What are book to tax differences?
Here is a list of the common book-to-tax differences we see so that you can understand the differences between your book and taxable income.
- Depreciation and amortization.
- Allowance for doubtful accounts.
- Inventory reserves for slow-moving, excess or obsolete inventory.
- Accrued accounts.
- Travel and entertainment.
What is book income tax?
Book income is the amount of income corporations publicly report on their financial statements to shareholders. This measure is useful for assessing the financial health of a business but often does not reflect economic reality and can result in a firm appearing profitable while paying little or no income tax.
What is difference between book and tax depreciation?
Generally, the difference between book depreciation and tax depreciation involves the “timing” of when the cost of an asset will appear as depreciation expense on a company’s financial statements versus the depreciation expense on the company’s income tax return.
What meals are subject to the 50 deduction limit?
Meal expense that are 50% deductible:
- Meals directly related to business meetings of employees, stockholders, agents, and directors.
- Office meetings and partner meetings.
- Meals with clients, customers, and vendors that will benefit the business.

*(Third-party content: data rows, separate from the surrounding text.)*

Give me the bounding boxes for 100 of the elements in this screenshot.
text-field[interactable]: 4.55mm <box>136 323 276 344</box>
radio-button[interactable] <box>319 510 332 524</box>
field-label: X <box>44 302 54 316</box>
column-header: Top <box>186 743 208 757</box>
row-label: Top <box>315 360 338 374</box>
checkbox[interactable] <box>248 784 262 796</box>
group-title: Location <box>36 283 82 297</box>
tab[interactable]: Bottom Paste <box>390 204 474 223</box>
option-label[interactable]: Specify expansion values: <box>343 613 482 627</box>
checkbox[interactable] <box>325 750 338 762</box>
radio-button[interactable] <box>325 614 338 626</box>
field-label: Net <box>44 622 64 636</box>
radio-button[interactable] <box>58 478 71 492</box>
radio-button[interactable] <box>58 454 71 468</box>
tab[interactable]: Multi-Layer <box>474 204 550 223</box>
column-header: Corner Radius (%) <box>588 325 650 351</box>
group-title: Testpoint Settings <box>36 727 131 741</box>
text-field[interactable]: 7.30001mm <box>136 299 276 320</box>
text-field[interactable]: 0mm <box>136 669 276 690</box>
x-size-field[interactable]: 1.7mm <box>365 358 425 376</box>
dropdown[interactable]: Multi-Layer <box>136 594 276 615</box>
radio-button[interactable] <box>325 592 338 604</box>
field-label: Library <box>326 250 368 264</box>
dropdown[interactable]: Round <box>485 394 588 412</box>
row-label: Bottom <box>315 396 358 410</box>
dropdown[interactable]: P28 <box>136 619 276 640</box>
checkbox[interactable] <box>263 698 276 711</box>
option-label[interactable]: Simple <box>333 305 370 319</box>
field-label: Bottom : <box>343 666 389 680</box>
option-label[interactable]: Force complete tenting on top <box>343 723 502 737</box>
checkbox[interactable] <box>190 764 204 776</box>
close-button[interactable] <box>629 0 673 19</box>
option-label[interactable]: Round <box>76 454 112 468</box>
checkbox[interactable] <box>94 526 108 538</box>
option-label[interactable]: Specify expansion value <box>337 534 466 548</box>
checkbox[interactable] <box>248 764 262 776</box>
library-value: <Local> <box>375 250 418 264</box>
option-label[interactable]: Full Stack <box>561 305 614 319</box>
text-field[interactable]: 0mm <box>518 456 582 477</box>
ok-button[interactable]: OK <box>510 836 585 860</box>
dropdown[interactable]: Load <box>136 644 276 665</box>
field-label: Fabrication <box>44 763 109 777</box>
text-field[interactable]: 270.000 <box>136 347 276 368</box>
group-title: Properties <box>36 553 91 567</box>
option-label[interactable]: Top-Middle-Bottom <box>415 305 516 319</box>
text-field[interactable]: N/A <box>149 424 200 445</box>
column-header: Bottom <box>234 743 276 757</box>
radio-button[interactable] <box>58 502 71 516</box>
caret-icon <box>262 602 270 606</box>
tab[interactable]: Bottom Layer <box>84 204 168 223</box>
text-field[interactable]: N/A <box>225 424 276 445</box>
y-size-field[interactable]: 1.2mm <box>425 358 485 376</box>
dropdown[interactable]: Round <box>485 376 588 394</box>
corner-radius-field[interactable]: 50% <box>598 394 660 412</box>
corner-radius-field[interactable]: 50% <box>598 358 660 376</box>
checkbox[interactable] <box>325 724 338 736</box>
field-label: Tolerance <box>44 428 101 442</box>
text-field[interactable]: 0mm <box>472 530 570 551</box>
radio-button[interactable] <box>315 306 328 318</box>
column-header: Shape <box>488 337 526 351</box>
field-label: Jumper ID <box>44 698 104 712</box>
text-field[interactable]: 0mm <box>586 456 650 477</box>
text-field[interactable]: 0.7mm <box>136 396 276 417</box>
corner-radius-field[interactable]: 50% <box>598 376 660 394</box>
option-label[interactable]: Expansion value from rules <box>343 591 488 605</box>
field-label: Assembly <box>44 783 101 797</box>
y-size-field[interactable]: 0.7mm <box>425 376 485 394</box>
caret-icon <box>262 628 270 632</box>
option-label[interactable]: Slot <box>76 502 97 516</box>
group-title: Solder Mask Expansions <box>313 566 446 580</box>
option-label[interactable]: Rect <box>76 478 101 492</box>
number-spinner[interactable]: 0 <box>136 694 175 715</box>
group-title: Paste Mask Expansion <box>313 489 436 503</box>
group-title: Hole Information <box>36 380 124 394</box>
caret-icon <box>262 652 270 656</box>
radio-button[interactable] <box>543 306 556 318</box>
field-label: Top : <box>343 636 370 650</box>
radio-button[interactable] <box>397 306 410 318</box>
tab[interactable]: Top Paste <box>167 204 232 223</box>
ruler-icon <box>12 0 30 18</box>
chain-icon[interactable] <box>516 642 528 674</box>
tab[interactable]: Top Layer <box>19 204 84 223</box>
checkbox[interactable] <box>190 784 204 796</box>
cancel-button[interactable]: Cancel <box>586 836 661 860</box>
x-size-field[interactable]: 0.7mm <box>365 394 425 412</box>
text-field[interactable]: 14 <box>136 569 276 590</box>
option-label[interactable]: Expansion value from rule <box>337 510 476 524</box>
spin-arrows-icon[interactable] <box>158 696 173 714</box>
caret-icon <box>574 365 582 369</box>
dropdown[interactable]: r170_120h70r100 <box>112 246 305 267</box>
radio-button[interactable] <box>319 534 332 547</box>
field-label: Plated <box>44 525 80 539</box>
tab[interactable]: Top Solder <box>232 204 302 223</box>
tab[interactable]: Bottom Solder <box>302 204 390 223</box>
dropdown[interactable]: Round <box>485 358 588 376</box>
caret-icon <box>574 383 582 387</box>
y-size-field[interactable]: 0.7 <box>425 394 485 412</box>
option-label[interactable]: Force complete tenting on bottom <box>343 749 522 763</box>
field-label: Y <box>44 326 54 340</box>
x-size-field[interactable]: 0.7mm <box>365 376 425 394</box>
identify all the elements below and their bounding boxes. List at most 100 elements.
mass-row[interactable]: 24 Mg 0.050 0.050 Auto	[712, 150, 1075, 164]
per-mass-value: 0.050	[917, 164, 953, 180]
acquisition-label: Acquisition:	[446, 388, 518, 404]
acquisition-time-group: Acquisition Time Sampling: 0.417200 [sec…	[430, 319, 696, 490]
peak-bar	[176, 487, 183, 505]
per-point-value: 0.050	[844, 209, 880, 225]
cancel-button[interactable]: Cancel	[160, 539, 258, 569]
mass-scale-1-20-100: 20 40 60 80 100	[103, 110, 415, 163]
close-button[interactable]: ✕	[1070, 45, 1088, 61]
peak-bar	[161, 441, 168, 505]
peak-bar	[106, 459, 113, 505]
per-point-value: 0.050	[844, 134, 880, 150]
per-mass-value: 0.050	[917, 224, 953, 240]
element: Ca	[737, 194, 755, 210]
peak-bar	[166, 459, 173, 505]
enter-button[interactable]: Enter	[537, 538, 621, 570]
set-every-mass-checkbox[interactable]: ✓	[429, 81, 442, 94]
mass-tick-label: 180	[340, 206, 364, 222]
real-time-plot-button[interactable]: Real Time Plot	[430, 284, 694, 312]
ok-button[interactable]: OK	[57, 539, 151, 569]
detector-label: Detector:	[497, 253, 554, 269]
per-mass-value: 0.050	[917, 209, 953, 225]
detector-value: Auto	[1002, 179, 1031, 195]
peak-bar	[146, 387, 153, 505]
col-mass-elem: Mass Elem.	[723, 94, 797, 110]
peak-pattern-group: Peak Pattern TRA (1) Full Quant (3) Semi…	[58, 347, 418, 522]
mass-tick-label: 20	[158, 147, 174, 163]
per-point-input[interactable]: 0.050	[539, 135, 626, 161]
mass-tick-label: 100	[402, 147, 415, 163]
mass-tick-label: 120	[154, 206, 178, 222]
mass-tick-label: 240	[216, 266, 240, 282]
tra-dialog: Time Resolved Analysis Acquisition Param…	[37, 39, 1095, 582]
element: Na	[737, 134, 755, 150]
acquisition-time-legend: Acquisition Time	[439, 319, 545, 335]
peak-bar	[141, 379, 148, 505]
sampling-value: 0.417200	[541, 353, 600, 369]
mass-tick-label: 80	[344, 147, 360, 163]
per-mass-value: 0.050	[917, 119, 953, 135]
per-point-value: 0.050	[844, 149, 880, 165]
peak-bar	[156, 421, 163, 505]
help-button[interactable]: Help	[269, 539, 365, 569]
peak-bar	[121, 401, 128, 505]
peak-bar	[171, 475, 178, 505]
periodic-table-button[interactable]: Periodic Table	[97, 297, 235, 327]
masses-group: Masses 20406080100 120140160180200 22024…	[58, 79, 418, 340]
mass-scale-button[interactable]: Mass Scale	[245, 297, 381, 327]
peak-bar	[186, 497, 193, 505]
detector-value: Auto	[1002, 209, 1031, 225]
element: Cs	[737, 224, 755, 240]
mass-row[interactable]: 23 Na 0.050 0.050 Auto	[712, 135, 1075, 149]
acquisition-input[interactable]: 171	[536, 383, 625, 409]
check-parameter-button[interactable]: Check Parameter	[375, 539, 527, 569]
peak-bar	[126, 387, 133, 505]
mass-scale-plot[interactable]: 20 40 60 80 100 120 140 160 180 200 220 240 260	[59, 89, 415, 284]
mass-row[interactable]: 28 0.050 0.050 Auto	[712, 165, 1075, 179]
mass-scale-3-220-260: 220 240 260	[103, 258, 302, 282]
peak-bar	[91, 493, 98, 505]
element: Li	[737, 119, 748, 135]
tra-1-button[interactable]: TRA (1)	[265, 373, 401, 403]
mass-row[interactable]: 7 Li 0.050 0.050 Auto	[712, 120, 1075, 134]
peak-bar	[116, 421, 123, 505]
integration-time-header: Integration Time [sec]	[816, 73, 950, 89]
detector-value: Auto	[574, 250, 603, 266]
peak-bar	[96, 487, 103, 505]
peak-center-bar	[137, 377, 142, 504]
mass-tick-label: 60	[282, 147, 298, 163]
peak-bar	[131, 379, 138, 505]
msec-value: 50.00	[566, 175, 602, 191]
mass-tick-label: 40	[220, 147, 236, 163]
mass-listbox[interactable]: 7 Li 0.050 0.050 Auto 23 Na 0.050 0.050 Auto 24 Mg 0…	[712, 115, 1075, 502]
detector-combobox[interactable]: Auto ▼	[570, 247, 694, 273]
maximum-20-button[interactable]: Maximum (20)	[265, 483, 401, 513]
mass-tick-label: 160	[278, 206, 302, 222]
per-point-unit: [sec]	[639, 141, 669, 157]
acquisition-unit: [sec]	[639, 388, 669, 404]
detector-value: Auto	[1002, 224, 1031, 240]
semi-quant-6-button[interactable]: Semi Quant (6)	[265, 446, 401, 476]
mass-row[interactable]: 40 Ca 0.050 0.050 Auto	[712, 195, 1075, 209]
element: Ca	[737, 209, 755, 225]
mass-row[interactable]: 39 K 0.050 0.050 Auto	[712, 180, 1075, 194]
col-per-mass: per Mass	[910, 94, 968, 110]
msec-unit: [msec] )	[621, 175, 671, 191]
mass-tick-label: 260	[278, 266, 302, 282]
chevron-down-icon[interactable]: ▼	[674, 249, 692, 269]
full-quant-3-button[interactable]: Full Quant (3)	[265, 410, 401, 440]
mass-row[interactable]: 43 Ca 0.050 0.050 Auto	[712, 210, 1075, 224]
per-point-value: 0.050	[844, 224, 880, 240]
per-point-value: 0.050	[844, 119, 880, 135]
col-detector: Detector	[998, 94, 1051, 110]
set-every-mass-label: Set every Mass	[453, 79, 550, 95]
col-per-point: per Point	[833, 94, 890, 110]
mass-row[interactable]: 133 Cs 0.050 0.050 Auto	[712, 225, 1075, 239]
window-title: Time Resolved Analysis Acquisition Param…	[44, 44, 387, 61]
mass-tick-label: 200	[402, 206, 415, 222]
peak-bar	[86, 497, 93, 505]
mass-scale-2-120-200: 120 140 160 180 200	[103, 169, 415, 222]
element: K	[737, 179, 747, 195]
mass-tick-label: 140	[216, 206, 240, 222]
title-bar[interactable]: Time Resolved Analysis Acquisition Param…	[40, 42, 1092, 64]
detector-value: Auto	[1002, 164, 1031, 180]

- Meals while on business travel status.
Do you pay tax on depreciation?
Depreciation divides the cost associated with the use of an asset over a number of years. Since depreciation of an asset can be used to deduct ordinary income, any gain from the disposal of the asset must be reported and taxed as ordinary income, rather than the more favorable capital gains tax rate.
What are the two exceptions to the 50 rule?
EXCEPTIONS TO THE 50% LIMIT Food and Beverages for Employees – Expenses for food and beverages furnished on your business premises primarily for employees. For example, during group meetings, mentoring, on occasion if overtime work is required, during conferences, seminars or training schools.